RAG Model using Langchain.py and ChromaDB

Today, I will discuss creating a Retrieval Augmented Generation (RAG) Model on your custom data using Python, LangChain, and ChromaDB (or any VectorStore you choose).

You can find the source code here: Siddhesh-Agarwal/django-rag (github.com)

What is a RAG Model?

To put it in simple words, a RAG Model is a Large Language Model that is connected to a "Retrieval Agent". A retrieval agent is an agent that fetches documents from a "VectorStore" using the Approximate Nearest Neighbor (ANN) algorithm. A VectorStore can be thought to be similar to a Knowledge Base. VectorStore or Vector Database is a special type of Database that stores information as high-order vectors. These vectors are based on the "text embeddings" of the information. Since LLMs do not understand "Language", sentences are tokenized (essentially, tokenization is the process of breaking down sentences into smaller units called "tokens". A token may or may not be equivalent to a word) and converted to their vector equivalent. Each LLM has a unique text embedding.

What is the use of it?

There are 2 major problems while using Large Language Models:

  1. Training Date Cutoff: LLMs do not have information after their training cutoff date, so they cannot answer questions about the latest events.
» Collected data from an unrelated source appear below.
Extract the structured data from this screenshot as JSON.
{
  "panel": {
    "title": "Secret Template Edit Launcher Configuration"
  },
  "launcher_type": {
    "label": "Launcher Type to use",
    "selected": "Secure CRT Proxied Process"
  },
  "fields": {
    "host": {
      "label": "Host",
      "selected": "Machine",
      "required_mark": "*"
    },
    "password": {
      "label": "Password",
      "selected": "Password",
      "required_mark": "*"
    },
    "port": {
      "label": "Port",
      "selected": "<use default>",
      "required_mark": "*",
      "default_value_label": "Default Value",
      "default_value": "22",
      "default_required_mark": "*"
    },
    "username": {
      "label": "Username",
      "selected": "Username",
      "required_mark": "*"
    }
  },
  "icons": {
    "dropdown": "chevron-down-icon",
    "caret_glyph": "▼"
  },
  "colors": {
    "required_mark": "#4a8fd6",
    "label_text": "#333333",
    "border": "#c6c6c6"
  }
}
  2. Hallucinations: LLMs tend to "imagine" certain information to answer questions. This may be because the relevant information is missing or is getting lost due to the context size of the model. This results in the model spitting out factually Inconsistent information.

We can solve both of these problems using RAG Models.

READ MORE: [2311.13878] Minimizing Factual Inconsistency and Hallucination in Large Language Models (arxiv.org)

We can create custom Chatbots that answer questions based on our custom data. For example, a car manufacturer could make a chatbot for its website that answers basic questions!


Building a RAG Model

We can build our RAG Model in 4 simple steps.

Step 1: Selecting LLM and VectorStore

While this step is the simplest, it is also the most crucial in the process. You can select any VectorStore and any LLMs. For simplicity, let's choose ChromaDB and the GPT 3.5-Turbo Model (requires an OpenAI API key).

Step 2: Data Extraction and Document Loading

First, we need to extract our data. It could be in the form of a text file, a PDF, or even a webpage. To extract the data, we should use Langchain's document loaders. For instance, if we are developing a Chatbot trained on the Django documentation, we should start by using a document loader to fetch the documents from the website:

from langchain_community.document_loaders.recursive_url_loader import RecursiveUrlLoader
from bs4 import BeautifulSoup

loader = RecursiveUrlLoader(
    url="https://django.readthedocs.io/en/stable/",
    max_depth=3,
    extractor=lambda x: BeautifulSoup(x).text,
)

Now that we have created a loader, we load the documents:

docs = loader.load()

While this gets the job done, there is an issue with loader.load(). The problem is that it produces documents with inconsistent sizes (one page might be too large while another might be too small, causing variations in document size) and there is no set maximum size for a document (this could lead to the LLM missing context even if the right document is recognized due to large context size). This problem can be resolved by utilizing the load_and_split() method of the loader:

from langchain.text_splitter import RecursiveCharacterTextSplitter

text_splitter = RecursiveCharacterTextSplitter()
docs = loader.load_and_split(text_splitter=text_splitter)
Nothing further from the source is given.